Aaron's presence felt as DS shifts to Atlanta
ATLANTA -- Craig Counsell didn’t have the pleasure of enjoying the decades-long friendship Braves manager Brian Snitker shared with Hank Aaron. But the Brewers skipper will forever cherish the day the iconic slugger was so interested in learning how Counsell became a Major Leaguer after growing up in Milwaukee’s cold climate.
“I don't think you forget talking to somebody like Henry Aaron,” Counsell said. “If you know Atlanta and Milwaukee, you know these are the cities he held near to his heart, so he would love the series. He would have loved this series. It would have been Henry’s series for sure.”
With the Braves-Brewers National League Division Series shifting to Truist Park for Game 3 on Monday, there will again be reason to celebrate the memory of Aaron, who died on Jan. 22, 2021. The Hall of Famer began his career with the Milwaukee Braves, achieved legendary status as member of the Atlanta Braves and then concluded his career with the Milwaukee Brewers.
Aaron moved with the Braves to Atlanta in 1966 and continued to call Georgia home over the final 50-plus years of his life. But he always had a genuine appreciation for Milwaukee.
“The feelings of nostalgia of not having him here are big,” Braves chairman Terry McGuirk said.
Aaron’s wife, Billye, and his son, Lary, who is a Brewers scout, will be attendance for Game 3. Aaron's close friend and former Braves teammate Ralph Garr will be there, too. Garr is slated to throw out the ceremonial first pitch, and his thoughts will surely be on Aaron and Phil Niekro, another former Braves teammate who died on Dec. 26, 2020.
Like Aaron, Niekro debuted with the Milwaukee Braves and then enjoyed a long tenure with the franchise after Bill Bartholomay moved the club to Atlanta. Bartholomay died on March 25, 2020.
“It would have been so cool had [Aaron] been here,” Snitker said. “He’d have been really proud right now of what we’re doing. There weren’t three bigger Atlanta Braves fans than Hank, Knucksie [Niekro] and Mr. B. They hung on everything we did, and they were so supportive. We’re going to miss them all.”
It was Aaron who wisely suggested Snitker end his days as a Minor League catcher and begin a coaching career in 1980. The legendary figure was the Braves' farm director at the time. He gave Snitker his first managerial job in '82 and then watched him fill a plethora of roles within the organization before finally becoming a Major League manager in 2016.
Snitker enjoyed the many conversations he shared with Aaron, especially the congratulatory ones that occurred as the Braves made their way to Game 7 of the NL Championship Series last year. The man who broke Babe Ruth’s home run record may have been 85 at the time, but he always maintained a childhood passion for the Braves and the game of baseball.

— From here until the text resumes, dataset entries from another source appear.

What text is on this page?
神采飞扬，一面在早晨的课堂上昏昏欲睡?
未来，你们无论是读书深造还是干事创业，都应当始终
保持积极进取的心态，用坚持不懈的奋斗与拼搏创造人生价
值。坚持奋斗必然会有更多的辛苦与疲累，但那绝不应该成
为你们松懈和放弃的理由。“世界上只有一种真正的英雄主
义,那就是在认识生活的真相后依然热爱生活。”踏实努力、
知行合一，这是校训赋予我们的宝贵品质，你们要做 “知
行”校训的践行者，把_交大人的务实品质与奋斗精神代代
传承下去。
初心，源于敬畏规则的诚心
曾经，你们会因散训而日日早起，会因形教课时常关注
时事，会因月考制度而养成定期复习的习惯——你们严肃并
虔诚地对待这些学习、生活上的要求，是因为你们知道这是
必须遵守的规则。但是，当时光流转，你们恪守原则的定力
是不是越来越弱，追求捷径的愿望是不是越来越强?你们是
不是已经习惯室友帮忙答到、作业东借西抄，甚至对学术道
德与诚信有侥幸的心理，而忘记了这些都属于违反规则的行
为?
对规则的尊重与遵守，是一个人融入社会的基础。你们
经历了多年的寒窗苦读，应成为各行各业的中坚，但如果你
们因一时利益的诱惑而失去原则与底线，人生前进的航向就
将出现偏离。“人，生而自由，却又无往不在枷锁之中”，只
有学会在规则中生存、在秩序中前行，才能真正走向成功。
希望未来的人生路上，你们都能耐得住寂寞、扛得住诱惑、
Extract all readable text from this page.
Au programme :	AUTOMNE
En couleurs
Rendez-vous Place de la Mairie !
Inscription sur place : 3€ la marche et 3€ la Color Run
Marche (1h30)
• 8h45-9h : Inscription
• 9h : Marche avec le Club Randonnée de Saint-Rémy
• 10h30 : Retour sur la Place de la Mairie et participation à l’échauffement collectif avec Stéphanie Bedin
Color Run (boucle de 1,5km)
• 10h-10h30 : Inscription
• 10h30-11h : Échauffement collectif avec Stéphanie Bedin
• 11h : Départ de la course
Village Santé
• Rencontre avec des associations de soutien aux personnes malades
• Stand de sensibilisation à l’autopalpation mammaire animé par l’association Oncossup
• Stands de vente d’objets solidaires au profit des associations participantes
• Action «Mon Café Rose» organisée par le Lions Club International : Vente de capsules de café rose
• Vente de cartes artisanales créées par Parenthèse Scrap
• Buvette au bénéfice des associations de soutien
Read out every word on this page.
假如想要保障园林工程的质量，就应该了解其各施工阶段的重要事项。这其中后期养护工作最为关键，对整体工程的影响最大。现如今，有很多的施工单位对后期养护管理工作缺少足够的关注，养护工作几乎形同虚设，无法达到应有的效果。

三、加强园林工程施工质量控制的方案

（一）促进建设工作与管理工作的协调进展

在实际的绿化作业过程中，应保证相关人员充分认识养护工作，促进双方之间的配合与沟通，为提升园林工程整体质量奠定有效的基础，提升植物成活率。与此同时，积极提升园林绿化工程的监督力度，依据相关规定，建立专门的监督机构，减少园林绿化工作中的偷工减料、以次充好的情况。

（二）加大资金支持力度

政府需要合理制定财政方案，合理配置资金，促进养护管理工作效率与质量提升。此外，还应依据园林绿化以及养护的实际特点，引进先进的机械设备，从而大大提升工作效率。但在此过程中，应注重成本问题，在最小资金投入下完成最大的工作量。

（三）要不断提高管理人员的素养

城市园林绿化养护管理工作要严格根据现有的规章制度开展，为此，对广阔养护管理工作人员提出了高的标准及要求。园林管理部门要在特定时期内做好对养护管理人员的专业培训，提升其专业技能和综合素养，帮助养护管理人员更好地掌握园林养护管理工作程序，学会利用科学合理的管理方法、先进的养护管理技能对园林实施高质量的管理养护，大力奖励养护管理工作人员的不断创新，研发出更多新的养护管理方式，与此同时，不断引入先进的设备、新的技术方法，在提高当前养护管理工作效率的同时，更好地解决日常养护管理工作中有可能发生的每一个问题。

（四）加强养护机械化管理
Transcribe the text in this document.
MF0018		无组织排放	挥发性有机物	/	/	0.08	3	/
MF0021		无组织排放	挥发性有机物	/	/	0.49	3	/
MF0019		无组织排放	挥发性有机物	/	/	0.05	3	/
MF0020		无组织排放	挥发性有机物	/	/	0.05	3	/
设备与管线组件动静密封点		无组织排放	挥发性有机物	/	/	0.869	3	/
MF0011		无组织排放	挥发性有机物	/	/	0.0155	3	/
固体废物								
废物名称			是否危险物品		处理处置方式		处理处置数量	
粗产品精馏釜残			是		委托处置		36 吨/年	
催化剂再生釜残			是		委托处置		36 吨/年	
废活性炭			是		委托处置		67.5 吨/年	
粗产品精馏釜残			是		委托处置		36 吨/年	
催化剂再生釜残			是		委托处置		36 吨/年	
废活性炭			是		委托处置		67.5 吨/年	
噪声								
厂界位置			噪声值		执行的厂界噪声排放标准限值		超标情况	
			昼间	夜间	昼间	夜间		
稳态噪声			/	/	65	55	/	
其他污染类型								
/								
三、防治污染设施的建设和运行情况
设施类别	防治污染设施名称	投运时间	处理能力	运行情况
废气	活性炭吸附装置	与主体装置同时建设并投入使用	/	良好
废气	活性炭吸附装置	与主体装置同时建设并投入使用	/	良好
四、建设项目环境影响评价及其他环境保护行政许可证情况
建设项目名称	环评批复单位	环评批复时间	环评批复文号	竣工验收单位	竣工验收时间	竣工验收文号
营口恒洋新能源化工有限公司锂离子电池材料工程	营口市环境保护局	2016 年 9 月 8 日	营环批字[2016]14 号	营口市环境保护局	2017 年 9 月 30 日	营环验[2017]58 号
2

“I was so appreciative of the fact that he would take the time to congratulate me on things and our team,” Snitker said. “It's like I told [the players], there's no bigger fan of the Atlanta Braves than him. He just was always pulling for the guys. I know he’d be very proud. Right now, I'm sure he's bragging a lot to anybody who will listen. It's cool to know that he is doing that.”
McGuirk is among the many other members of the Braves organization who wish Aaron would have been able to enjoy this first playoff matchup between Atlanta and Milwaukee. The longtime Braves executive spent time on Saturday with former Commissioner Bud Selig -- who, like McGuirk, idolized Aaron long before becoming his close friend.
“I would say he was the Braves’ greatest fan,” McGuirk said. “He was an observer and a fan, but he was an analyst all of the time. He would come to see me at least once a month during the season to talk about the team and what he saw from his analysis. We all encouraged him, because when you get a critique from Hank Aaron, you go to the bank with it.
“He was always my hero, so I treated him that way. But he wanted to be a friend and wanted to be treated like a friend. I was very, very lucky to have that relationship.”
But as one of Snitker’s acquaintances found out, not all friends are necessarily on the same level.
“I was on a call with a buddy of mine,” Snitker said. “[The number] came through, and I said, ‘I think I'm going to put you on hold here; Hank Aaron is calling me.’”
The memories will continue to surface throughout this NLDS. As Bob Uecker handles his radio analyst duties for the Brewers on Monday, he’ll be reminiscing about the great days he spent with Aaron and a few of his other former Milwaukee Braves teammates.
“I’ve been thinking about Henry,” Uecker said over the weekend. “We were talking about him on the broadcast. Henry and [Warren] Spahn and [Eddie] Mathews, the big names with the Braves.”